Cette forme de pensée collective, loin du conformisme et de l’uniformisation qui s’opposent au changement, conduit à créer pour enrichir notre héritage, notamment sous l’impulsion d’un sentiment d’obligation qui nous pousse à enrichir ce legs. L’intelligence collective n’est féconde qu’en articulant ou en coordonnant les singularités, en facilitant les dialogues, l’écoute d’autrui, et non pas en nivelant les différences ou pire encore, en bâillonnant les dissidents.

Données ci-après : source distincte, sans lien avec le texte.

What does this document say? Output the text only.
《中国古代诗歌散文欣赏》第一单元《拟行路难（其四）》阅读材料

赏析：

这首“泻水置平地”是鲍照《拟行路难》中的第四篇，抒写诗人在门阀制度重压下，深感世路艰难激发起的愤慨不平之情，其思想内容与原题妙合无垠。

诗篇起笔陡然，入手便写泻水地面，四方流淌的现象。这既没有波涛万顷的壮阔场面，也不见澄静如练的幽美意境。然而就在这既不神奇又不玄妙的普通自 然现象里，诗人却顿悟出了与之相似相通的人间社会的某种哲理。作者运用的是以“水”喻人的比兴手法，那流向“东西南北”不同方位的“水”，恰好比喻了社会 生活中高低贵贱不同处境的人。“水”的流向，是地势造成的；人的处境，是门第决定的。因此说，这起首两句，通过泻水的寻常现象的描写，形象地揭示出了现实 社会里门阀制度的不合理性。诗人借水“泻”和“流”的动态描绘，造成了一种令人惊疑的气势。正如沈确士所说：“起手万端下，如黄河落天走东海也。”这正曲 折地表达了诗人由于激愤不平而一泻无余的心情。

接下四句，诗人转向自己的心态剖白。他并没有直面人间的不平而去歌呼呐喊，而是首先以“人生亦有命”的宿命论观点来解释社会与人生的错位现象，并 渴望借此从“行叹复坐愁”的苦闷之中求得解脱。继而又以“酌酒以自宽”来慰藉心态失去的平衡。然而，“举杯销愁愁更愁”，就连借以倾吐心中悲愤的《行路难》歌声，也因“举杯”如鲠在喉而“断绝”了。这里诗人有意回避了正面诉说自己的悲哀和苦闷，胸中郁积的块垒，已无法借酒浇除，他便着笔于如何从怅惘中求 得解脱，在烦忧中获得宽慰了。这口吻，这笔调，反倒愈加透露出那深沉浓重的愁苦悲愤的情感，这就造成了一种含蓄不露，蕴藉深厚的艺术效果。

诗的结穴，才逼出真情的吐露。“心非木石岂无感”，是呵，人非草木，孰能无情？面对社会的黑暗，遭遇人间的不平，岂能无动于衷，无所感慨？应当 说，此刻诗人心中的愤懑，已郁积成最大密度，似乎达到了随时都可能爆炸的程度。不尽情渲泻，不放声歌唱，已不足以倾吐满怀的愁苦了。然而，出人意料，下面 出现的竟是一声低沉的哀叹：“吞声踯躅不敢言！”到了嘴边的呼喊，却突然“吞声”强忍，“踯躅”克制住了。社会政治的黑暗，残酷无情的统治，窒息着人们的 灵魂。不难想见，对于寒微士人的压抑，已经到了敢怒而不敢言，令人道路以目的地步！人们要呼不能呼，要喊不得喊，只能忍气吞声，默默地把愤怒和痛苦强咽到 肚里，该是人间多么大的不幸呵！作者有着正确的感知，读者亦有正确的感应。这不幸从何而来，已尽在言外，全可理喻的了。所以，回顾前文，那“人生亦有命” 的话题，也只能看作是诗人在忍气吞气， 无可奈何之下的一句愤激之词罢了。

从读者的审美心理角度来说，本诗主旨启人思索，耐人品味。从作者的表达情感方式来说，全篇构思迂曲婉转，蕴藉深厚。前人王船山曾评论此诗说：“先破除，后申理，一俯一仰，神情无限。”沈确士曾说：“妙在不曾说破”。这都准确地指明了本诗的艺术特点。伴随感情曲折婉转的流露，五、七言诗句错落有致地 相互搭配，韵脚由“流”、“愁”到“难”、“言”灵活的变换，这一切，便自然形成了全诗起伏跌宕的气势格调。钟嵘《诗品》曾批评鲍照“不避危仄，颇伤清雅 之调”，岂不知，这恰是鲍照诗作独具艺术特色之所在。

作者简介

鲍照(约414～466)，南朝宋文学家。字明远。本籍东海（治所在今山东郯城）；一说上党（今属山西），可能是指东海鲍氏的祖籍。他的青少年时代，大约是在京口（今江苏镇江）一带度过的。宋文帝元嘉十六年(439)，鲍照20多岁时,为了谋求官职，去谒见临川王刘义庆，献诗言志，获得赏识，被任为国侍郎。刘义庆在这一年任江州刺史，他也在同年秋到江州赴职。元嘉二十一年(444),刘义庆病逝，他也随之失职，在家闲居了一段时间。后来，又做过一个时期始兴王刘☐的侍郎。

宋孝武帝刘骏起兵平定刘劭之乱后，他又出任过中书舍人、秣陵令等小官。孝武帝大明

Pour qu’un groupe maximise son intelligence collective, nul besoin d’y regrouper des gens avec un QI important. Ce qui compte, c’est la diversité des sensibilités sociales, des expertises et des formations de ses membres, ainsi que la capacité à interagir efficacement et à prendre la parole de manière équitable lors des échanges. Autrement dit, un groupe intelligent n’est pas un groupe formé d’individus intelligents, mais d’individus différents qui interagissent sur la base de l’équité, de la réciprocité et qui sont animés par des valeurs morales partagées. Et les auteurs de conclure : « il semble plus facile d’augmenter l’intelligence d’un groupe que celle d’un individu. Pourrait-on augmenter l’intelligence collective, par exemple, grâce à de meilleurs outils de collaboration en ligne ? ».
L’auto-organisation des communautés a été l’apanage du monde « open-source » et à l’origine de projets massifs comme Wikipédia ou Linux. Elle devient aujourd’hui une évidence dans la résolution de problèmes globaux et multidisciplinaires, opposant la diversité des compétences à la complexité des problèmes. Créer un rapport de force équilibré dans le monde du travail ne pourra se faire que par une reconstruction du soubassement de l’organisation du pouvoir. Comme ce fut le cas, par exemple, dans le réagencement de la cellule familiale dès les années 1950, certains comportements apparaissent aujourd’hui inappropriés dans le monde du travail dès lors qu’ils nuisent à l’émergence d’intelligence collective.